Stressful work conditions and diastolic blood pressure among blue collar factory workers.


The authors examined the relationships between stressful work conditions and diastolic blood pressure among blue collar men employed in similar occupational settings. The study population consisted of 288 male, hourly workers, aged 40-63 years, employed for a minimum of 10 years at one of two plants in the metropolitan Pittsburgh, Pennsylvania area in January 1980. Blood pressure was assessed by the random zero muddler method by trained nurses at screenings between March 1981 and August 1982; 47 men who received pharmacologic treatment for previously diagnosed hypertension were excluded from the analyses. Multiple regression analyses showed that ratings of six (of 15) stressful work conditions as well as overall job dissatisfaction were significant predictors of diastolic blood pressure, controlling for age, body mass index, alcohol consumption, cigarette smoking habits, family history of hypertension, and severe noise-induced hearing loss.
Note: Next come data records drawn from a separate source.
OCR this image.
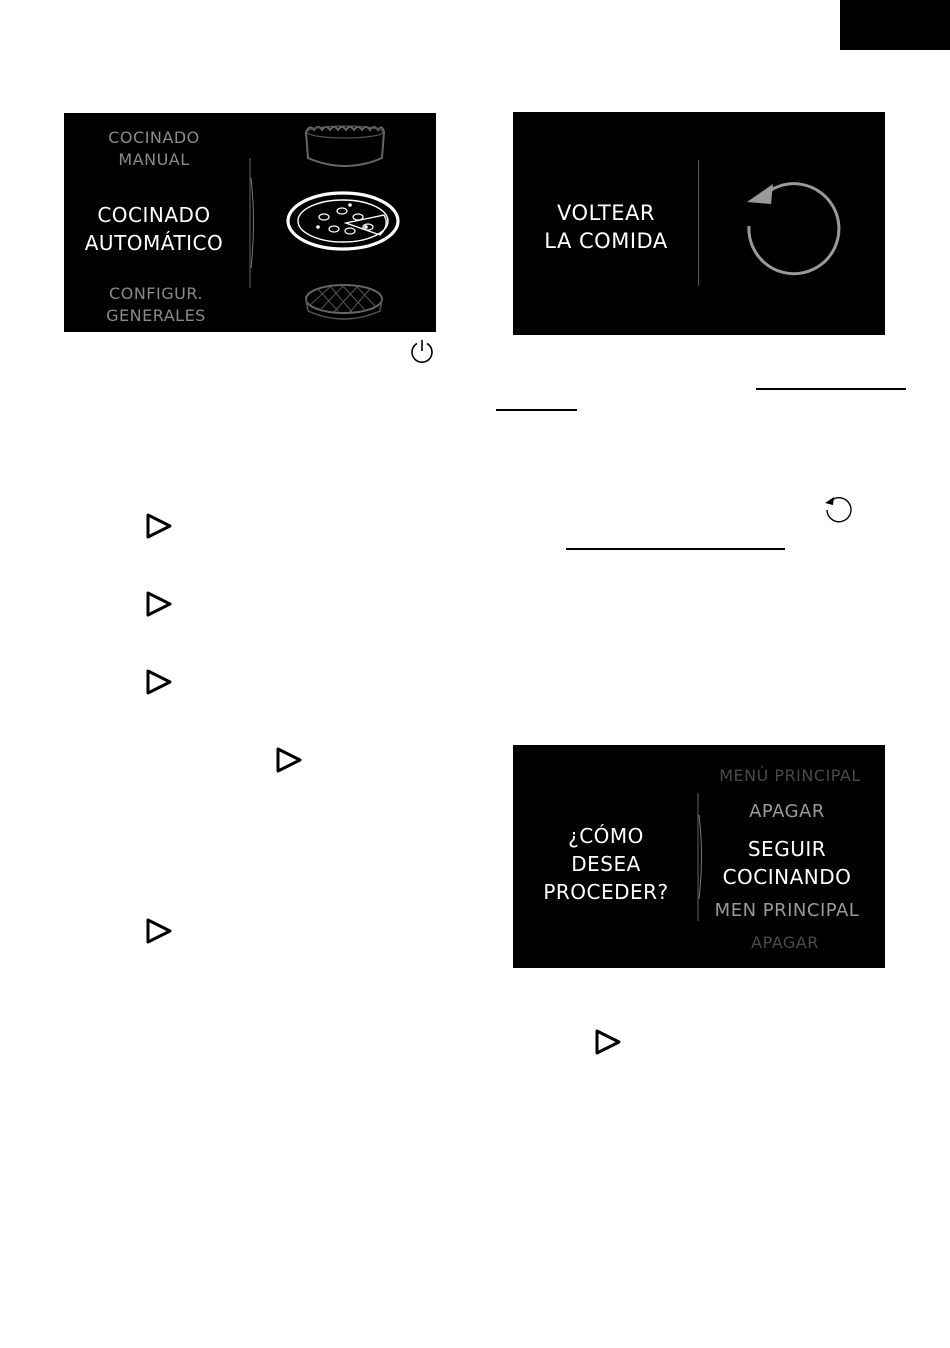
COCINADO
MANUAL
COCINADO
AUTOMÁTICO
CONFIGUR.
GENERALES
VOLTEAR
LA COMIDA
¿CÓMO
DESEA
PROCEDER?
MENÙ PRINCIPAL
APAGAR
SEGUIR
COCINANDO
MEN PRINCIPAL
APAGAR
Men with elevated diastolic blood pressure reported having little opportunity for promotion and for participating in decisions at work, an uncertain job future, unsupportive coworkers and foreman, difficulties communicating with others, and overall dissatisfaction with the job. Additional stepwise multiple regression analyses showed that overall job satisfaction was related to low diastolic pressure among men from the plant rated as having overall good work conditions. These results are noteworthy because they support the importance of stressful work conditions and psychological reactions to those conditions in understanding the epidemiology of hypertension.